Why a checklist before every lab
A microscopy bench carries real, if quieter, hazards. Razor blades and broken coverslips cut, stains splash and permanently mark skin and clothing, and an expensive scope punishes rough handling. A pre-lab checklist is not bureaucracy — it is the routine that makes careful, prepared work automatic, so that on the day a section slips or a stain spills the student's hands already know what to do.
It also does something quieter: it forces the student to arrive ready. The most careless lab partner is the one who skimmed the procedure in the hallway. This checklist closes that gap. Print one for every experiment, work top to bottom, and do not pick up a single slide until the last box is checked.
The goal is not to follow rules. It is to walk to the bench already knowing the hazards, the steps, and the result you expect.
1 — Safety
Nothing below this section happens until everything in it is done. No exceptions, every lab, every time.
- Splash-proof safety goggles on — over the eyes, not pushed up on the forehead.
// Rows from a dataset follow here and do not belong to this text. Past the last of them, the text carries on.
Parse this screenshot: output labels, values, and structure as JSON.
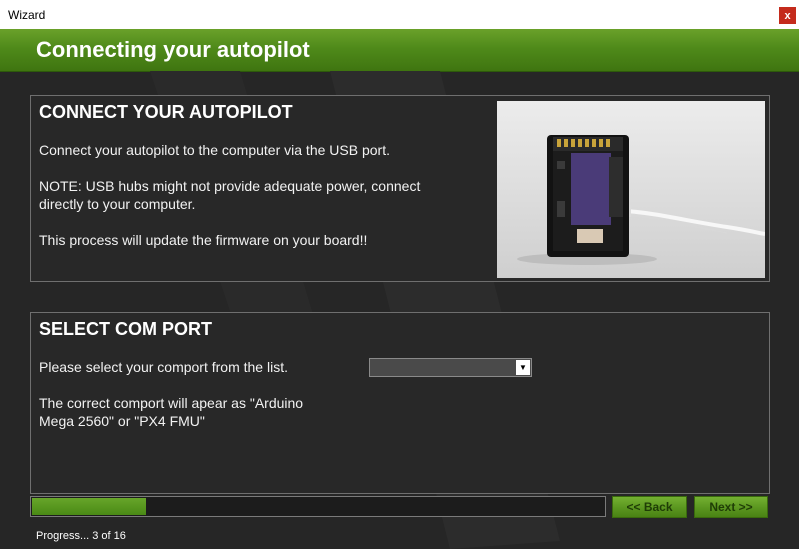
{
  "window": {
    "title": "Wizard",
    "close_label": "x"
  },
  "header": {
    "title": "Connecting your autopilot"
  },
  "connect_panel": {
    "heading": "CONNECT YOUR AUTOPILOT",
    "instruction": "Connect your autopilot to the computer via the USB port.",
    "note_line1": "NOTE: USB hubs might not provide adequate power, connect",
    "note_line2": "directly to your computer.",
    "warning": "This process will update the firmware on your board!!"
  },
  "comport_panel": {
    "heading": "SELECT COM PORT",
    "prompt": "Please select your comport from the list.",
    "selected_value": "",
    "hint_line1": "The correct comport will apear as \"Arduino",
    "hint_line2": "Mega 2560\" or \"PX4 FMU\""
  },
  "footer": {
    "progress_fraction": 0.2,
    "back_label": "<< Back",
    "next_label": "Next >>",
    "status_text": "Progress... 3 of 16"
  },
  "colors": {
    "accent": "#4f8a1a",
    "background": "#262626"
  }
}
- Nitrile gloves on when handling stains, correct size, no holes; sleeves down and long hair tied back.
- Closed-toe shoes and a lab coat or apron; no loose clothing near the bench or the light source.
- The hazards of every stain in use known — iodine, methylene blue, and mounting media noted for staining, first aid, and disposal.
- A sharps protocol in place for razor blades and coverslips — a designated sharps container, and cuts handled before anything else.
- Sink, paper towels, and first-aid kit located — you know where each one is before you start.
- Waste containers identified — you know exactly where used slides, coverslips, and spent stains go.
2 — Setup
With safety confirmed, build the bench so the work flows without scrambling mid-mount.
- The full procedure read end to end — not skimmed — so you know what step comes next.
- Clean slides and coverslips gathered and laid out in order of use, with lens paper on hand.
- Droppers, forceps, and a razor or sectioning tool selected to match the technique the step requires.
- Microscope located; lenses wiped, light checked, and stage set to low power for first focus.
- Stains and mounting media located, labels double-checked against the procedure, and freshness confirmed.
- Specimen source ready — pond water, prepared tissue, or fresh material — and staged clear of the light and heat.
- Lab notebook open to a fresh, dated page with the title and question already written.
3 — Readiness: the pre-lab questions
This is the section that separates a technician from a microscopist. Before the first measurement, the student should be able to answer these in writing — in the lab notebook, in their own words.
- What is the question? State, in one sentence, what this experiment is trying to find out or measure.
- What is the technique? Name the preparation and viewing method (wet mount, stain, section) the experiment depends on, and why it fits.
- What is my prediction? A specific expectation — the approximate cell size, the structure you expect to resolve, or how the stain should take.
- What am I measuring, and in what units? Name every quantity you will record, its unit, and its uncertainty.
- What could go wrong? Identify the one or two steps most likely to introduce error, and how you will minimize them.
- What does success look like? Know, before you begin, what a reasonable result would be — so an absurd number raises a flag at the bench, not a week later.
A student who answers all six is not guessing their way through a recipe — they are running an experiment they understand, with a result they can already roughly predict. That is exactly the readiness the lab-notebook entry is built to capture, and the kind of preparation a lab defense is designed to reward.